Lou Heldman, WSU’s vice president for strategic communications, said five years into the partnership would be a good point to assess progress.

“We’re going into uncharted territory and it’s a way of saying, ‘what are our objectives here?’” Heldman said about the agreement. “We think it provides great opportunities for our students, and those opportunities will expand over time.”

In March 2015, Airbus announced it was moving its Wichita engineering center from Old Town to a new building on the university’s Innovation Campus. It was the first major partnership announced for the 120-acre development on the former Braeburn Golf Course.

Officials from WSU and Airbus said the move would provide “many opportunities for applied learning in aerospace engineering.” The Airbus facility was financed by MWCB LLC, a firm of Wichita businessmen David Murfin, Nestor Weigand Jr., Ivan Crossland and Steven Barrett.

The final group of Airbus employees started work at the Innovation Campus building this January.

Under the agreement, Airbus has sole discretion over who is qualified to work for the company.

“Airbus may, from time to time, request WSU to refer qualified candidates for open positions to perform specific part-time assignments,” according to the agreement.

Qualified candidates must be WSU students who are fluent in English and legally able to work at Airbus.
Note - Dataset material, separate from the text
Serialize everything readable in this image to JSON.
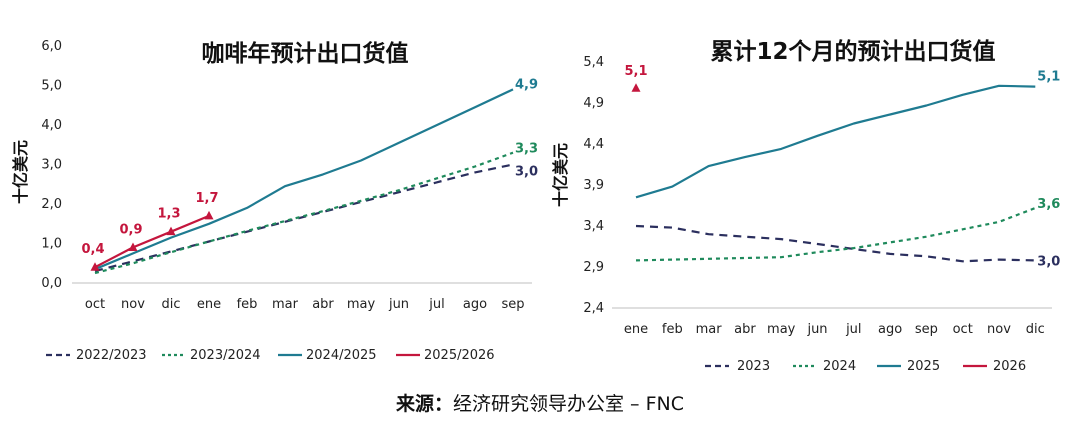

They also have to complete a training program in Airbus processes developed by the Wichita State Innovation Alliance, the nonprofit that runs the Innovation Campus.

Qualified candidates become “leased workers” once an offer is extended and students are approved to begin work.

Starting on March 31 of this year, Airbus will lease “not fewer than five leased workers” according to the agreement between Airbus and WSU.

Airbus is not required to use any leased worker for any minimum amount of time.

“WSU acknowledges that Airbus’ requirements in quantity and duration needed for leased workers will vary from time to time based on its own workload,” according to the agreement. “There may be periods when it does not require any leased workers.”

“Airbus shall be under no obligation to take on any leased worker not necessitated by its own commercial and industrial requirements,” the agreement says, noting an exception for the part of the agreement about five leased workers.

Airbus can still hire candidates on its own “even if the position … has already been submitted to WSU.” The university also has the right to submit candidates to other companies before, during and after their work at Airbus.

The Eagle previously reported that 14 WSU students worked at Airbus in the spring and that 11 students worked there at the beginning of this semester.

WSU officials have previously said there was no employment goal between Airbus and WSU, and that no job pledges were sought or made.

But university documents have discussed projections for the number of student employees at the Airbus building in the past.

The relocation of Airbus would allow the company “to employ as many as 200 WSU engineering students in the development of aerospace technology,” according to minutes from a May 2015 meeting of the Wichita State Innovation Alliance.

A university tuition proposal before the Kansas Board of Regents in June 2016 noted Airbus “may employ up to 100 student workers as a means of developing the students’ capacities to become full-time employees upon graduation.”

Heldman said the Airbus building only has been open nine months, adding the university believes employment will grow over time as the industry allows.

“We don’t set applied learning goals with a nine-month time horizon,” Heldman said. “We’re trying to chart a new course for the Kansas economy.”

“You’re trying to nail it down as if there should no unknowns,” he told The Eagle. “Are we moving in the right direction with the right players and the right intent? That’s much harder to judge, I realize. But at the end of the day, that’s what’s important to Wichita and Wichita State.”

Heldman said five student employees is “obviously a fairly small number.” But he said the agreement recognizes the cyclical nature of the aviation industry.

“Things will not always be exactly this or exactly that,” Heldman said. “They’ll float based on the economic realities of the time.”